The Appellant promised to marry the victim and taking advantage of her innocence, he had established a sexual relationship with her. In the meanwhile, the victim got pregnant twice and the accused got the pregnancy terminated by administering some medicine. 

Counsel for the appellant had argued that even if for a moment they were to believe the victim’s story, even then being a major she was a consenting party in the sexual relationship and if at all her version of a love relationship was existing for the last four years, the offense of rape under Section 376 of IPC cannot be made out. 

He also argued that as the investigation of the case had substantially been completed and most of the material witnesses had already been examined, releasing him on bail was not going to put a spoke in the wheel of investigation.

The judgment of the Court: 

The Court analyzed certain facts like the prima facie look of the medical report suggested that there was no forcible sexual intercourse though the Court was mindful that it was a matter of trial. The medial report also suggested that the victim-girl was not pregnant at the time of her medical examination nor previous abortion was clear from the report. The Court also noted that the victim being a major girl, with a sound mind, there seemed to be no question of anyone being in a position to induce her into a physical relationship under an assurance of marriage. The Court also looked at the ingredients rape in S. 375 of the IPC and concluded that it does not cover the false-promise-of-marriage induced sexual intercourse.

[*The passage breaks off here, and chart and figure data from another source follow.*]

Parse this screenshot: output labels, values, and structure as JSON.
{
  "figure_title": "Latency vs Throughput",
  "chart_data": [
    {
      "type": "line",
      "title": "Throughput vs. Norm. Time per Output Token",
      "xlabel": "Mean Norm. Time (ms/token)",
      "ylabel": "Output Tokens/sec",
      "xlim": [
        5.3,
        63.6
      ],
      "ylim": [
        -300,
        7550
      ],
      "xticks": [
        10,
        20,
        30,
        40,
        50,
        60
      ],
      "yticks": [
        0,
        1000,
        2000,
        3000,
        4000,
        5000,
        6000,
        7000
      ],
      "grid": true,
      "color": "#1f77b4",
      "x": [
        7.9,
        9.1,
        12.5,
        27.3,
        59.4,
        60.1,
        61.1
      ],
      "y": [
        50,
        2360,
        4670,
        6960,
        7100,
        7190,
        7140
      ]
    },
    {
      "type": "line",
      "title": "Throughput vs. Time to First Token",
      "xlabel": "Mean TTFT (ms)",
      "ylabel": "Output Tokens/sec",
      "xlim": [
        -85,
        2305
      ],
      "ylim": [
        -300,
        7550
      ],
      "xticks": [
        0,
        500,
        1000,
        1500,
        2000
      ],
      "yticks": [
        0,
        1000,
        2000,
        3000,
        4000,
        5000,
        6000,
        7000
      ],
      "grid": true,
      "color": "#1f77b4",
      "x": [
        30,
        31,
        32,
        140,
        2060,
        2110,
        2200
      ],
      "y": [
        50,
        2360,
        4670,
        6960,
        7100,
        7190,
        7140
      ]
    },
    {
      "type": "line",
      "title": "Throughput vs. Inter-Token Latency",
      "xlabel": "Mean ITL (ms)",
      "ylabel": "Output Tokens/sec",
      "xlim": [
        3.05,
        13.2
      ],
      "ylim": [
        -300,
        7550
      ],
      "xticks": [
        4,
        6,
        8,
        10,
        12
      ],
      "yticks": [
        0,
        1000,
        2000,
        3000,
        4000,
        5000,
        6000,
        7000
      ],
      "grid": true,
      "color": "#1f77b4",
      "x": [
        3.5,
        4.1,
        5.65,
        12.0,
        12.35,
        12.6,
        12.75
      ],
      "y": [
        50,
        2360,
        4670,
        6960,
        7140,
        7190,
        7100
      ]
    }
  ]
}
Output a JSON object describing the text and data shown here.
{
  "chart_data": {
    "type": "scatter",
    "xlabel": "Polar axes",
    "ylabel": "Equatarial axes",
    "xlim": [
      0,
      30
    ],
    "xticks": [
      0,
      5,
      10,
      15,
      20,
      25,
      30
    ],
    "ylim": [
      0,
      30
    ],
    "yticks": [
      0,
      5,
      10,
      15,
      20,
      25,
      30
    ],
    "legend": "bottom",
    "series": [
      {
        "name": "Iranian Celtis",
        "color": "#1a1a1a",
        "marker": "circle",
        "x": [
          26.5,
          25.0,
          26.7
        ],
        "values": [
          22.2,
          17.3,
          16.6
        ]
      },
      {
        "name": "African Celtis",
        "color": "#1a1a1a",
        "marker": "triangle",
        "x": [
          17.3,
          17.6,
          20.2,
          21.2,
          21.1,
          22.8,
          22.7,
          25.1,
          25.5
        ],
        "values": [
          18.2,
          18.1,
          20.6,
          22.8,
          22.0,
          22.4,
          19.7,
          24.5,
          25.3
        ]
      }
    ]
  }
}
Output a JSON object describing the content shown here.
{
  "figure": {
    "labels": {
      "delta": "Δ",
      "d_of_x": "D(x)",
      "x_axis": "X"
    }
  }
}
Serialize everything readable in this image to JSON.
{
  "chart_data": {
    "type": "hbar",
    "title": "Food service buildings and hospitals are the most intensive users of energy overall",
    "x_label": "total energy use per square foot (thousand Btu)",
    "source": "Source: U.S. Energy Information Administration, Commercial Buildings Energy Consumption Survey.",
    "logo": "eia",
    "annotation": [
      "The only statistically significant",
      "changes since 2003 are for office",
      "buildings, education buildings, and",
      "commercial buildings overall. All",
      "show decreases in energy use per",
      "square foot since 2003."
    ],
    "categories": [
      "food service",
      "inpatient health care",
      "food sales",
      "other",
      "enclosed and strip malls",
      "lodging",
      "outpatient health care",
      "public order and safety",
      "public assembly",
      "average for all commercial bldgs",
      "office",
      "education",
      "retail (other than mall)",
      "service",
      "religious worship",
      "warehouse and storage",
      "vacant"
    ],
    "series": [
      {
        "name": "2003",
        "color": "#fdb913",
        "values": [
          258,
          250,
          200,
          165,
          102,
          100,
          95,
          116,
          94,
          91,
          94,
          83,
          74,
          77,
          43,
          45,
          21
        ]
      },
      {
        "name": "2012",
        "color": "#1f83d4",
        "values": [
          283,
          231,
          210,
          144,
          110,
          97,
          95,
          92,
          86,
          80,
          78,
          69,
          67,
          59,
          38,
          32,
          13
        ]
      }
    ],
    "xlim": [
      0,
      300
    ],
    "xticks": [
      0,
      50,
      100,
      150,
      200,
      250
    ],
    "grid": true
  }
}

Thereafter noticing the conflicting positions of the various High Courts with regard to the sexual intercourse on the false pretext of marriage, the Court proceeded to analyze the position of the Supreme Court. Recently in Anurag Soni vs. State of Chhattisgarh [2019 (6) SCALE 211], the Apex Court had attempted to make a distinction between a promise which is unfulfilled and a promise which is false from the very beginning. The natural corollary that flows from it is that if a man can prove that he intended to marry the woman but changed his mind later, then it's not rape. It's only considered rape if it's established that he had dubious intentions from the beginning of the relationship.

The Court held that,

“The intention of the lawmakers is clear on this issue. The rape laws should not be used to regulate intimate relationships, especially in cases where women have agency and are entering a relationship by choice. It is also equally disturbing, many of the complaints come from socially disadvantaged and poor segment of the society, rural areas, who are often lured into sex by men on false promises of marriage and then dumped as soon as they get pregnant. The rape law often fails to capture their plight….. The law holding that false promise to marriage amounts to rape appears to be erroneous.”

The Court also held that,

“Since the framers of law have specifically provided the circumstances when ‘consent’ amounts to ‘no consent’ in terms of Section 375 of I.P.C., hence consent for the sexual act on the pretext of marriage is not one of the circumstances mentioned under Section 375 of I.P.C.”

Based on the above observations, the Court concluded that the appellant deserves the benefit of bail and granted him bail subject to certain conditions.